3.3. Sensitivity and Validation Analysis
Since currently, the SWOT mission is expected to last at least 3 years, we scale down the amount of measurements for our calibration experiment from 9 years to 3 years to see if/how results change. We test 3 periods of 3 years (2010–2012, 2013–2015, 2016–2018) and find that the median and maximum KGE values do not change drastically for the selected best iterations (Table S3
). The most influential parameter on model results, usoilD, continues to exhibit the same pattern for best iterations among timeseries with a slightly larger range, obtaining values between 1.0 and 1.4 m, depending on the timeseries used, as opposed to between 1.2 and 1.4 m as in the 9-year experiment. bi
’s range increased as well, ranging from 0.04 to 0.32 as the best selected iteration; 0.32 is selected once for the Qs comparison for test years 2013–2015, giving the lowest KGE value out of all the optimal sets. Dsmax has the same range as the best iterations previously (12–40 mm/d), while Ds expands its range to span all tested values (0.1–1.0). If the average median KGE value is taken over for the top 100 iterations for each ranking order (Qg, Qgs, Qs), median KGE values stay between 0.39 and 0.50 regardless of the time period tested (Table S4
). Using 3 years instead of 9 years does decrease median KGE values slightly, but only on average by 0.04 points. Changing the time period tested for calibration does not change the model results significantly.
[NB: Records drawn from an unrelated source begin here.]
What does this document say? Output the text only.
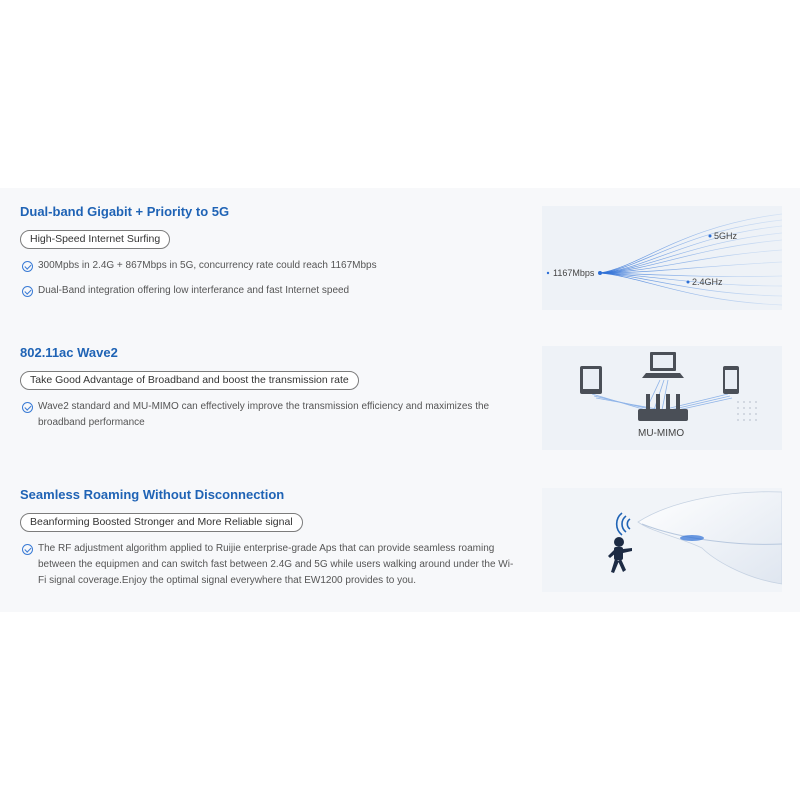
Dual-band Gigabit + Priority to 5G
High-Speed Internet Surfing
300Mpbs in 2.4G + 867Mbps in 5G, concurrency rate could reach 1167Mbps
Dual-Band integration offering low interferance and fast Internet speed
802.11ac Wave2
Take Good Advantage of Broadband and boost the transmission rate
Wave2 standard and MU-MIMO can effectively improve the transmission efficiency and maximizes the broadband performance
Seamless Roaming Without Disconnection
Beanforming Boosted Stronger and More Reliable signal
The RF adjustment algorithm applied to Ruijie enterprise-grade Aps that can provide seamless roaming between the equipmen and can switch fast between 2.4G and 5G while users walking around under the Wi-Fi signal coverage.Enjoy the optimal signal everywhere that EW1200 provides to you.
1167Mbps
5GHz
2.4GHz
MU-MIMO
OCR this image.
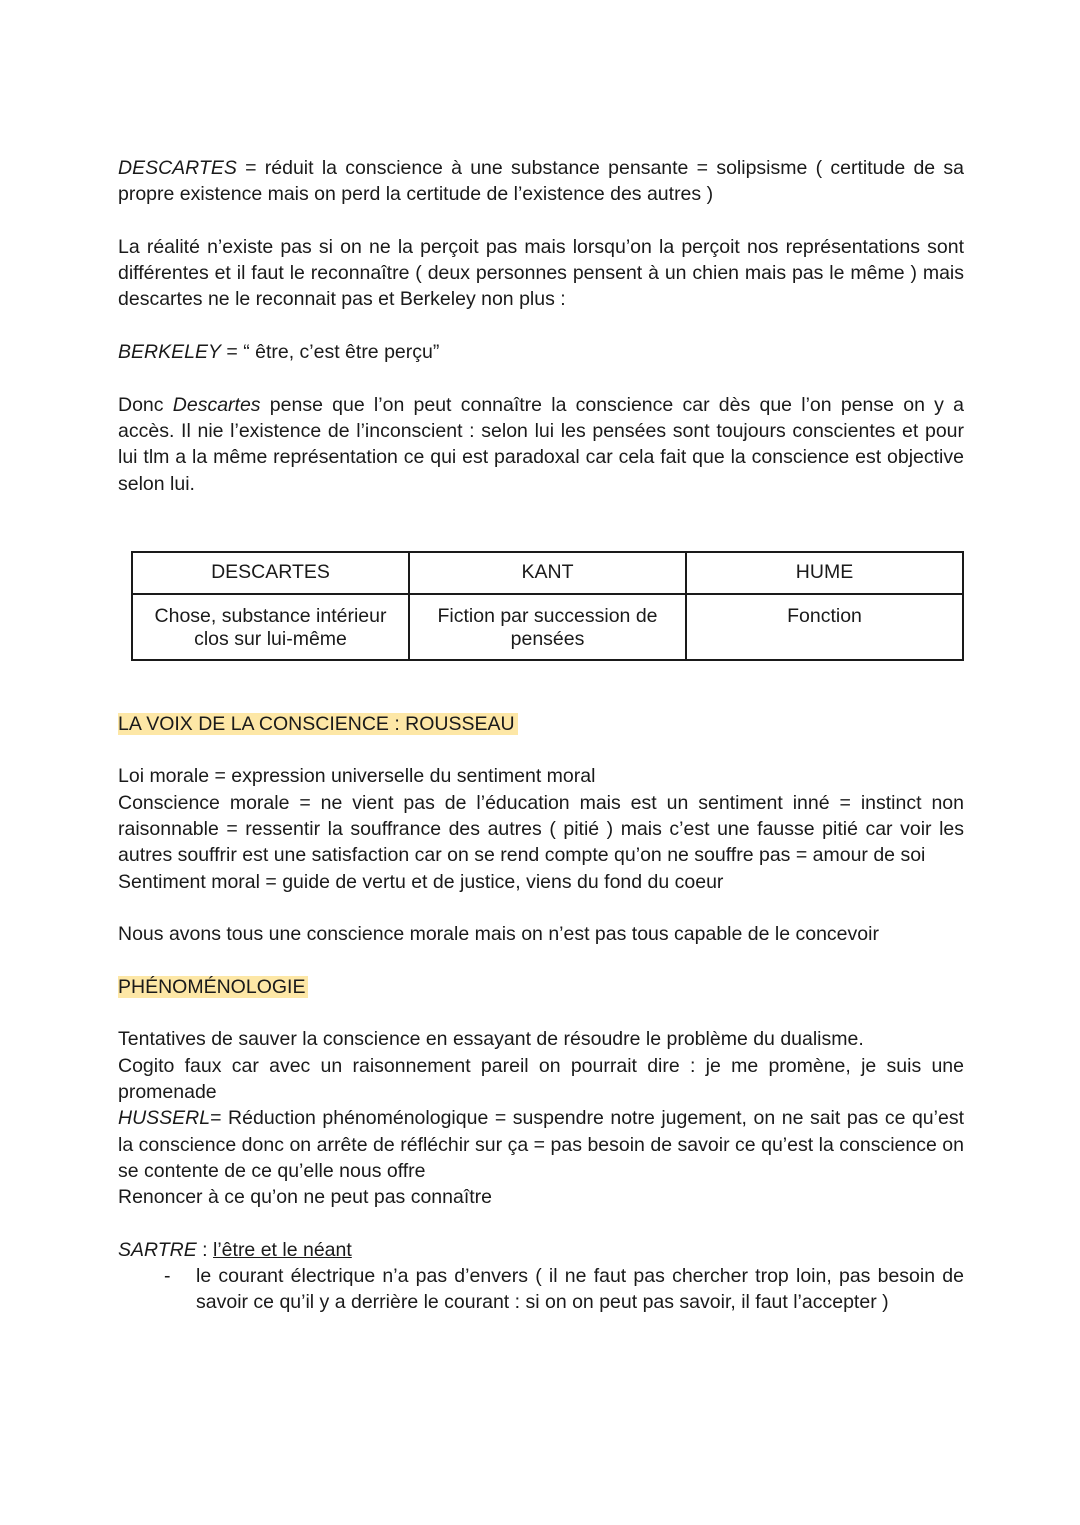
DESCARTES = réduit la conscience à une substance pensante = solipsisme ( certitude de sa propre existence mais on perd la certitude de l’existence des autres )

La réalité n’existe pas si on ne la perçoit pas mais lorsqu’on la perçoit nos représentations sont différentes et il faut le reconnaître ( deux personnes pensent à un chien mais pas le même ) mais descartes ne le reconnait pas et Berkeley non plus :

BERKELEY = “ être, c’est être perçu”

Donc Descartes pense que l’on peut connaître la conscience car dès que l’on pense on y a accès. Il nie l’existence de l’inconscient : selon lui les pensées sont toujours conscientes et pour lui tlm a la même représentation ce qui est paradoxal car cela fait que la conscience est objective selon lui.

DESCARTES	KANT	HUME
Chose, substance intérieur clos sur lui-même	Fiction par succession de pensées	Fonction

LA VOIX DE LA CONSCIENCE : ROUSSEAU

Loi morale = expression universelle du sentiment moral

Conscience morale = ne vient pas de l’éducation mais est un sentiment inné = instinct non raisonnable = ressentir la souffrance des autres ( pitié ) mais c’est une fausse pitié car voir les autres souffrir est une satisfaction car on se rend compte qu’on ne souffre pas = amour de soi

Sentiment moral = guide de vertu et de justice, viens du fond du coeur

Nous avons tous une conscience morale mais on n’est pas tous capable de le concevoir

PHÉNOMÉNOLOGIE

Tentatives de sauver la conscience en essayant de résoudre le problème du dualisme.

Cogito faux car avec un raisonnement pareil on pourrait dire : je me promène, je suis une promenade

HUSSERL= Réduction phénoménologique = suspendre notre jugement, on ne sait pas ce qu’est la conscience donc on arrête de réfléchir sur ça = pas besoin de savoir ce qu’est la conscience on se contente de ce qu’elle nous offre

Renoncer à ce qu’on ne peut pas connaître

SARTRE : l’être et le néant

-	le courant électrique n’a pas d’envers ( il ne faut pas chercher trop loin, pas besoin de savoir ce qu’il y a derrière le courant : si on on peut pas savoir, il faut l’accepter )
For validation purposes, we compare median and maximum KGE values for the 9-year study period using top iteration parameters gleaned from each calibration time period per timeseries (Table S5
). Although we acknowledge that the tested 3-year calibration periods are within the 9-year period, two-thirds of the 9 years are unused in calibration. Therefore, for consistency’s sake in comparing KGE values, we use the 9-year window as the study period regardless of calibration length. On average, 9-year median and maximum KGE values decrease by 9% and 5%, respectively, when comparing results from the 9-year calibration top parameters with those from any given iteration or timeseries from the 3-year calibration top parameters. For the study period, 9-year median KGE values are within 0.36–0.50 and 9-year maximum KGE values are within 0.62–0.79 when optimizing the model from a 3-year calibration period. The model performance decreases slightly when only 3 years are used for calibration compared to when all 9 years are calibrated.